|Title||Running Stata in a clustered environment|
|Author||Kevin Crow, StataCorp|
|Date||November 2007; updated October 2014|
A computer cluster is a group of loosely coupled computers that closely work together so that, in many respects, they can be thought of as a single computer. The components of a cluster are commonly connected to each other through fast local-area networks. Clusters are most often used to provide greater performance and availability than that provided by a single computer and are typically more cost-effective than single computers of comparable speed and availability.
A cluster of multiple computers is different from a single computer with multiple processors or cores.
StataCorp sells Stata/MP, which is a version of Stata providing extensive support for parallel computations on multiple-processor and multiple-core computers.
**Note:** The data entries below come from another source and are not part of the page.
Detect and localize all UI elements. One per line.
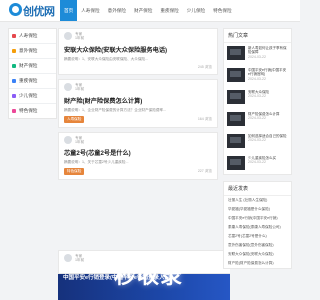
hot-article-date: 2024-03-22 (248, 94, 266, 99)
latest-post-link[interactable]: 财产险(财产险保费怎么计算) (224, 259, 291, 268)
panel-title: 热门文章 (224, 29, 291, 43)
hot-article-item[interactable]: 安联大众保险 2024-03-22 (224, 87, 291, 109)
hot-article-item[interactable]: 新人寿如何让孩子享有保险保障 2024-03-22 (224, 43, 291, 65)
sidebar-item-label: 少儿保险 (19, 93, 38, 98)
logo-icon (9, 3, 22, 16)
avatar (64, 136, 72, 145)
nav-life[interactable]: 人寿保险 (77, 0, 103, 21)
thumbnail (227, 46, 245, 60)
avatar (64, 32, 72, 41)
nav-accident[interactable]: 意外保险 (104, 0, 130, 21)
category-icon (12, 34, 16, 38)
post-time: 1年前 (75, 140, 85, 145)
post-title[interactable]: 安联大众保险(安联大众保险服务电话) (64, 45, 212, 54)
hot-article-date: 2024-03-22 (248, 76, 266, 81)
category-icon (12, 49, 16, 53)
latest-post-link[interactable]: 中国平安e行销(中国平安e行销) (224, 214, 291, 223)
post-time: 1年前 (75, 258, 85, 263)
thumbnail (227, 90, 245, 104)
nav-children[interactable]: 少儿保险 (183, 0, 209, 21)
hot-article-item[interactable]: 财产险保费怎么计算 2024-03-22 (224, 109, 291, 131)
post-card: 专家 1年前 财产险(财产险保费怎么计算) 摘要说明：1、企业财产险保费的计算方法… (58, 78, 218, 128)
hot-article-item[interactable]: 少儿重疾险怎么买 2024-03-22 (224, 153, 291, 174)
thumbnail (227, 68, 245, 82)
avatar (64, 83, 72, 92)
post-stats: 227 浏览 (197, 169, 212, 174)
nav-home[interactable]: 首页 (60, 0, 78, 21)
sidebar-item-accident[interactable]: 意外保险 (9, 44, 56, 59)
hot-articles-panel: 热门文章 新人寿如何让孩子享有保险保障 2024-03-22 中国平安e行销(中国… (223, 28, 292, 175)
nav-special[interactable]: 特色保险 (209, 0, 235, 21)
hot-article-title: 新人寿如何让孩子享有保险保障 (248, 46, 287, 55)
hot-article-date: 2024-03-22 (248, 138, 266, 143)
thumbnail (227, 134, 245, 148)
category-icon (12, 94, 16, 98)
post-excerpt: 摘要说明：1、关于芯童2号少儿重疾险... (64, 160, 129, 165)
ad-banner[interactable]: 专家 1年前 中国平安e行销登录(中国平安e行销登录入口) 秒收录 (58, 250, 230, 300)
sidebar-item-property[interactable]: 财产保险 (9, 59, 56, 74)
post-time: 1年前 (75, 36, 85, 41)
hot-article-item[interactable]: 中国平安e行销(中国平安e行销官网) 2024-03-22 (224, 65, 291, 87)
sidebar-item-label: 人寿保险 (19, 33, 38, 38)
ad-text: 秒收录 (114, 264, 184, 289)
sidebar-item-children[interactable]: 少儿保险 (9, 89, 56, 104)
latest-post-link[interactable]: 意外伤害保险(意外伤害保险) (224, 241, 291, 250)
sidebar-item-label: 财产保险 (19, 63, 38, 68)
right-column: 热门文章 新人寿如何让孩子享有保险保障 2024-03-22 中国平安e行销(中国… (223, 28, 292, 275)
site-logo[interactable]: 创优网 (9, 2, 55, 19)
logo-text: 创优网 (23, 5, 55, 18)
sidebar-item-special[interactable]: 特色保险 (9, 104, 56, 118)
latest-post-link[interactable]: 壮丽人生 (壮丽人生保险) (224, 196, 291, 205)
sidebar-item-label: 意外保险 (19, 48, 38, 53)
sidebar-item-critical[interactable]: 重疾保险 (9, 74, 56, 89)
hot-article-date: 2024-03-22 (248, 160, 266, 165)
latest-post-link[interactable]: 安联大众保险(安联大众保险) (224, 250, 291, 259)
post-excerpt: 摘要说明：1、企业财产险保费的计算方法？企业财产保险费率... (64, 107, 167, 112)
post-list: 专家 1年前 安联大众保险(安联大众保险服务电话) 摘要说明：1、安联大众保险由安… (58, 28, 218, 184)
latest-posts-panel: 最近发表 壮丽人生 (壮丽人生保险) 华夏福(华夏福是什么保险) 中国平安e行销… (223, 181, 292, 269)
sidebar-item-label: 重疾保险 (19, 78, 38, 83)
sidebar-item-life[interactable]: 人寿保险 (9, 29, 56, 44)
main-nav: 首页 人寿保险 意外保险 财产保险 重疾保险 少儿保险 特色保险 (60, 0, 236, 21)
nav-critical[interactable]: 重疾保险 (156, 0, 182, 21)
category-sidebar: 人寿保险 意外保险 财产保险 重疾保险 少儿保险 特色保险 (8, 28, 57, 119)
panel-title: 最近发表 (224, 182, 291, 196)
post-tag[interactable]: 人寿保险 (64, 115, 85, 123)
post-title[interactable]: 芯童2号(芯童2号是什么) (64, 148, 212, 157)
hot-article-date: 2024-03-22 (248, 54, 266, 59)
latest-post-link[interactable]: 芯童2号(芯童2号是什么) (224, 232, 291, 241)
category-icon (12, 79, 16, 83)
hot-article-date: 2024-03-22 (248, 116, 266, 121)
post-card: 专家 1年前 安联大众保险(安联大众保险服务电话) 摘要说明：1、安联大众保险由安… (58, 28, 218, 75)
top-header: 创优网 首页 人寿保险 意外保险 财产保险 重疾保险 少儿保险 特色保险 (0, 0, 300, 22)
post-tag[interactable]: 特色保险 (64, 168, 85, 176)
category-icon (12, 109, 16, 113)
latest-post-link[interactable]: 泰康人寿保险(泰康人寿保险公司) (224, 223, 291, 232)
hot-article-item[interactable]: 如何选择适合自己的保险 2024-03-22 (224, 131, 291, 153)
post-time: 1年前 (75, 87, 85, 92)
category-icon (12, 64, 16, 68)
sidebar-item-label: 特色保险 (19, 108, 38, 113)
avatar (64, 254, 72, 263)
post-card: 专家 1年前 芯童2号(芯童2号是什么) 摘要说明：1、关于芯童2号少儿重疾险..… (58, 131, 218, 181)
hot-article-title: 中国平安e行销(中国平安e行销官网) (248, 68, 287, 77)
post-title[interactable]: 财产险(财产险保费怎么计算) (64, 96, 212, 105)
latest-post-link[interactable]: 华夏福(华夏福是什么保险) (224, 205, 291, 214)
nav-property[interactable]: 财产保险 (130, 0, 156, 21)
thumbnail (227, 156, 245, 170)
post-stats: 164 浏览 (197, 116, 212, 121)
post-excerpt: 摘要说明：1、安联大众保险由安联保险、大众保险... (64, 56, 149, 61)
thumbnail (227, 112, 245, 126)
post-stats: 245 浏览 (197, 64, 212, 69)
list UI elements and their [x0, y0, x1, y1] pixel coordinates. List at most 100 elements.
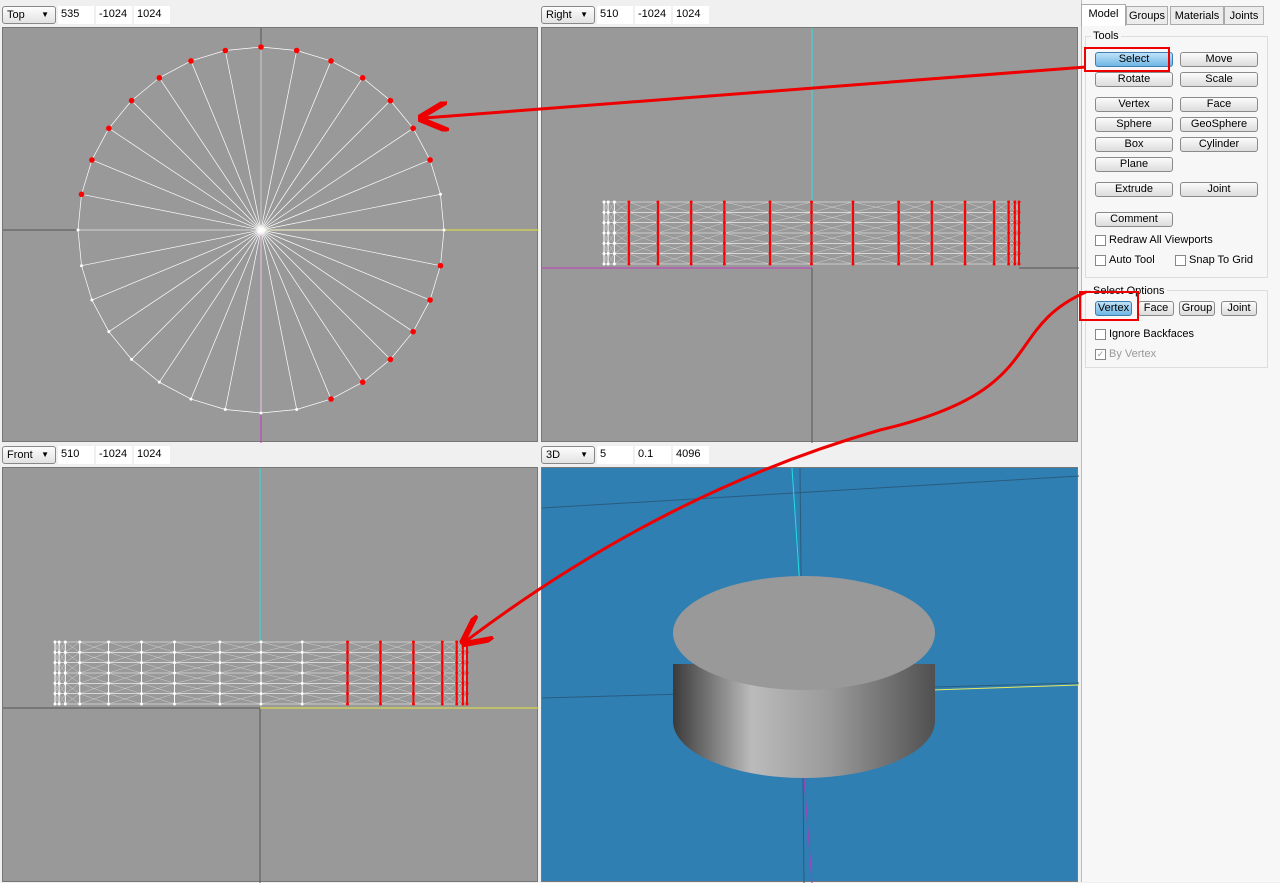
vertex — [378, 692, 382, 696]
view-select[interactable]: Right ▼ — [541, 6, 595, 24]
vertex — [300, 702, 304, 706]
vertex — [602, 210, 606, 214]
wire — [429, 159, 441, 195]
vertex — [897, 241, 901, 245]
vertex — [1013, 241, 1017, 245]
vertex — [992, 262, 996, 266]
checkbox-box[interactable] — [1095, 328, 1106, 340]
sphere-tool-button[interactable]: Sphere — [1095, 117, 1173, 132]
field-3[interactable]: 1024 — [673, 6, 709, 24]
select-face-button[interactable]: Face — [1138, 301, 1174, 316]
vertex — [57, 650, 61, 654]
vertex — [346, 650, 350, 654]
top-viewport[interactable] — [2, 27, 539, 443]
vertex — [259, 692, 263, 696]
vertex — [992, 221, 996, 225]
vertex — [1007, 241, 1011, 245]
vertex — [722, 221, 726, 225]
view-select[interactable]: Front ▼ — [2, 446, 56, 464]
checkbox-box[interactable] — [1175, 254, 1186, 266]
vertex — [140, 671, 144, 675]
field-3[interactable]: 1024 — [134, 6, 170, 24]
vertex — [300, 650, 304, 654]
wire — [77, 194, 82, 231]
tab-joints[interactable]: Joints — [1224, 6, 1264, 25]
comment-tool-button[interactable]: Comment — [1095, 212, 1173, 227]
field-1[interactable]: 510 — [58, 446, 94, 464]
vertex — [606, 252, 610, 256]
scale-tool-button[interactable]: Scale — [1180, 72, 1258, 87]
vertex — [810, 210, 813, 214]
vertex — [63, 671, 67, 675]
wire — [260, 229, 431, 301]
vertex — [851, 231, 855, 235]
vertex — [57, 681, 61, 685]
wire — [190, 229, 262, 400]
vertex — [156, 75, 163, 81]
vertex — [411, 681, 415, 685]
checkbox[interactable]: Ignore Backfaces — [1095, 328, 1194, 340]
checkbox-box[interactable] — [1095, 254, 1106, 266]
vertex — [992, 241, 996, 245]
plane-tool-button[interactable]: Plane — [1095, 157, 1173, 172]
field-2[interactable]: -1024 — [635, 6, 671, 24]
field-1[interactable]: 510 — [597, 6, 633, 24]
highlight-box — [1079, 291, 1139, 321]
move-tool-button[interactable]: Move — [1180, 52, 1258, 67]
vertex — [293, 47, 300, 54]
vertex — [63, 640, 67, 644]
checkbox-box[interactable] — [1095, 234, 1106, 246]
rotate-tool-button[interactable]: Rotate — [1095, 72, 1173, 87]
vertex — [768, 231, 772, 235]
geosphere-tool-button[interactable]: GeoSphere — [1180, 117, 1258, 132]
vertex — [346, 661, 350, 665]
vertex — [1007, 252, 1011, 256]
checkbox[interactable]: ✓ By Vertex — [1095, 348, 1156, 360]
select-group-button[interactable]: Group — [1179, 301, 1215, 316]
checkbox[interactable]: Auto Tool — [1095, 254, 1155, 266]
front-viewport[interactable] — [2, 467, 539, 883]
checkbox[interactable]: Redraw All Viewports — [1095, 234, 1213, 246]
tab-model[interactable]: Model — [1081, 4, 1126, 26]
vertex — [411, 671, 415, 675]
joint-tool-button[interactable]: Joint — [1180, 182, 1258, 197]
box-tool-button[interactable]: Box — [1095, 137, 1173, 152]
vertex-tool-button[interactable]: Vertex — [1095, 97, 1173, 112]
field-2[interactable]: 0.1 — [635, 446, 671, 464]
vertex — [440, 661, 444, 665]
wire — [260, 229, 332, 400]
dropdown-arrow-icon: ▼ — [580, 450, 588, 459]
extrude-tool-button[interactable]: Extrude — [1095, 182, 1173, 197]
vertex — [57, 692, 61, 696]
select-joint-button[interactable]: Joint — [1221, 301, 1257, 316]
vertex — [57, 640, 61, 644]
vertex — [78, 640, 82, 644]
checkbox[interactable]: Snap To Grid — [1175, 254, 1253, 266]
tab-materials[interactable]: Materials — [1170, 6, 1224, 25]
field-2[interactable]: -1024 — [96, 6, 132, 24]
view-select[interactable]: 3D ▼ — [541, 446, 595, 464]
vertex — [1013, 252, 1017, 256]
3d-viewport[interactable] — [541, 467, 1079, 883]
field-1[interactable]: 535 — [58, 6, 94, 24]
view-select[interactable]: Top ▼ — [2, 6, 56, 24]
checkbox-box[interactable]: ✓ — [1095, 348, 1106, 360]
vertex — [172, 702, 176, 706]
vertex — [930, 200, 934, 204]
wire — [260, 60, 332, 231]
right-viewport[interactable] — [541, 27, 1079, 443]
vertex — [851, 252, 855, 256]
vertex — [53, 650, 57, 654]
vertex — [851, 262, 855, 266]
wire — [260, 409, 297, 414]
field-2[interactable]: -1024 — [96, 446, 132, 464]
cylinder-tool-button[interactable]: Cylinder — [1180, 137, 1258, 152]
vertex — [89, 157, 95, 163]
tab-groups[interactable]: Groups — [1126, 6, 1168, 25]
field-3[interactable]: 1024 — [134, 446, 170, 464]
vertex — [627, 262, 631, 266]
checkbox-label: Ignore Backfaces — [1109, 328, 1194, 340]
field-3[interactable]: 4096 — [673, 446, 709, 464]
face-tool-button[interactable]: Face — [1180, 97, 1258, 112]
field-1[interactable]: 5 — [597, 446, 633, 464]
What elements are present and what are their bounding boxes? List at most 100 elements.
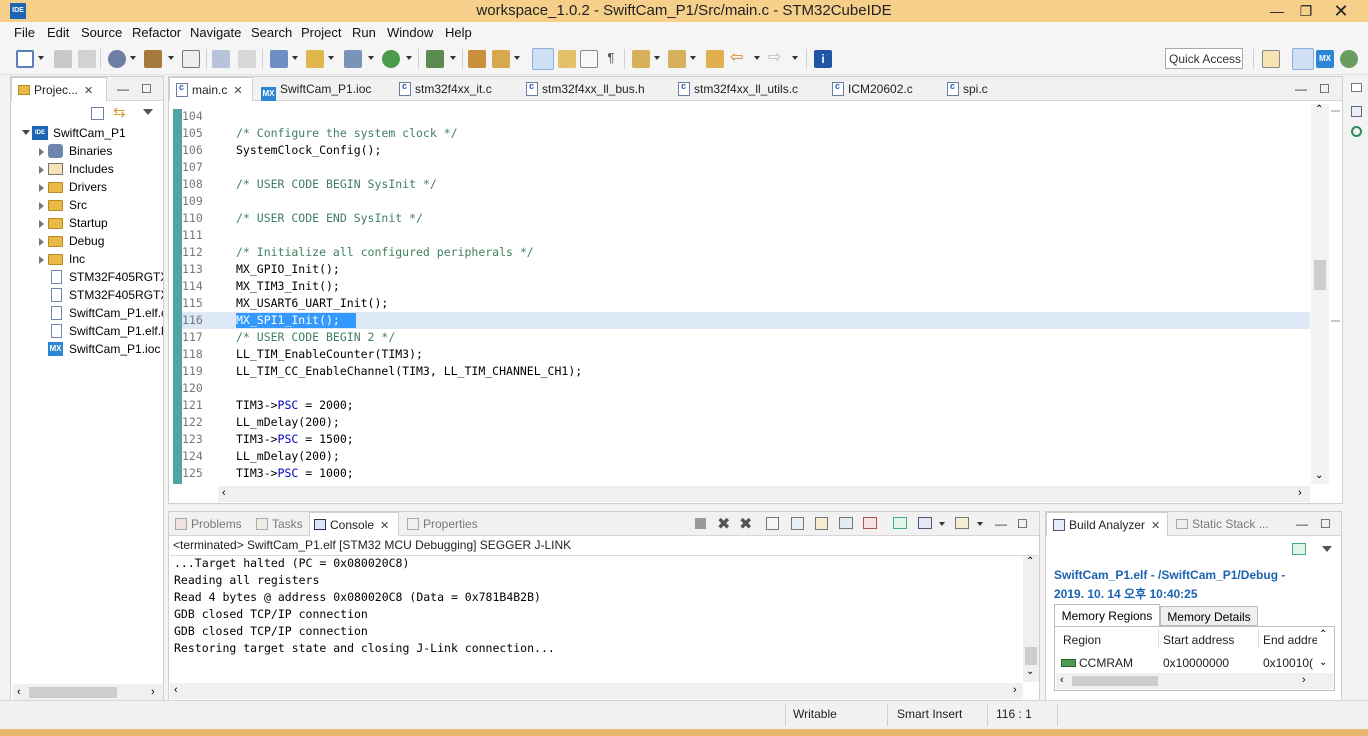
new-project-icon[interactable] [270,50,288,68]
new-source-dropdown-icon[interactable] [368,56,374,60]
close-button[interactable]: ✕ [1318,1,1364,21]
tree-item[interactable]: STM32F405RGTX [11,269,163,287]
tree-item[interactable]: SwiftCam_P1.elf.l [11,323,163,341]
restore-button[interactable]: ❐ [1291,1,1321,21]
scroll-right-icon[interactable]: › [1298,487,1302,499]
code-line[interactable]: MX_SPI1_Init(); [236,312,340,329]
open-type-icon[interactable] [306,50,324,68]
minimize-icon[interactable]: — [995,517,1007,531]
run-icon[interactable] [426,50,444,68]
minimize-icon[interactable]: — [117,82,129,96]
menu-help[interactable]: Help [445,25,472,40]
link-editor-icon[interactable]: ⇆ [113,105,126,120]
menu-edit[interactable]: Edit [47,25,69,40]
tab-main-c[interactable]: main.c ✕ [169,77,253,101]
debug-dropdown-icon[interactable] [406,56,412,60]
code-line[interactable]: MX_USART6_UART_Init(); [236,295,388,312]
terminate-icon[interactable] [695,518,706,529]
scroll-up-icon[interactable]: ⌃ [1315,104,1323,115]
info-icon[interactable]: i [814,50,832,68]
column-region[interactable]: Region [1063,633,1101,647]
editor-h-scrollbar[interactable]: ‹ › [218,486,1310,502]
scroll-down-icon[interactable]: ⌄ [1315,470,1323,481]
next-annotation-icon[interactable] [632,50,650,68]
tree-item[interactable]: Debug [11,233,163,251]
tab-problems[interactable]: Problems [175,512,242,536]
prev-annotation-icon[interactable] [668,50,686,68]
scroll-right-icon[interactable]: › [151,686,155,698]
close-tab-icon[interactable]: ✕ [380,520,389,532]
maximize-icon[interactable]: ☐ [141,82,152,96]
scroll-left-icon[interactable]: ‹ [1060,674,1064,686]
menu-window[interactable]: Window [387,25,433,40]
maximize-icon[interactable]: ☐ [1017,517,1028,531]
code-line[interactable]: TIM3->PSC = 2000; [236,397,354,414]
outline-icon[interactable] [1351,106,1362,117]
tab-tasks[interactable]: Tasks [256,512,303,536]
scroll-up-icon[interactable]: ⌃ [1026,556,1034,567]
expand-arrow-icon[interactable] [39,220,44,228]
save-all-icon[interactable] [78,50,96,68]
code-line[interactable]: TIM3->PSC = 1000; [236,465,354,482]
scroll-down-icon[interactable]: ⌄ [1319,657,1327,668]
overview-marker[interactable] [1331,320,1340,322]
tree-item[interactable]: Binaries [11,143,163,161]
save-icon[interactable] [54,50,72,68]
tree-project-row[interactable]: IDE SwiftCam_P1 [11,125,163,143]
close-tab-icon[interactable]: ✕ [84,85,93,97]
back-icon[interactable]: ⇦ [730,50,748,68]
scroll-thumb[interactable] [29,687,117,698]
display-console-dropdown-icon[interactable] [939,522,945,526]
debug-icon[interactable] [382,50,400,68]
expand-arrow-icon[interactable] [39,202,44,210]
expand-arrow-icon[interactable] [39,148,44,156]
view-menu-icon[interactable] [1322,546,1332,552]
back-dropdown-icon[interactable] [754,56,760,60]
build-hammer-icon[interactable] [144,50,162,68]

StataCorp does not sell a version of Stata that supports parallel computations across multiple computers (cluster-processing capabilities).
Some sites have written custom scripts for running computationally intensive tasks, such as simulations, that allow running multiple copies of Stata simultaneously in a clustered environment. Typically, one master Stata task runs on one of the computers in the cluster, hands out batch jobs to other instances of Stata running on the other computers in the cluster, and collects the results.
If each of the computers is a multiprocessor computer, Stata/MP may be used to perform parallel computations on each computer. You can read more about Stata/MP here.
If more than one person will be using Stata simultaneously on a cluster, a network license for the number of simultaneous users is required.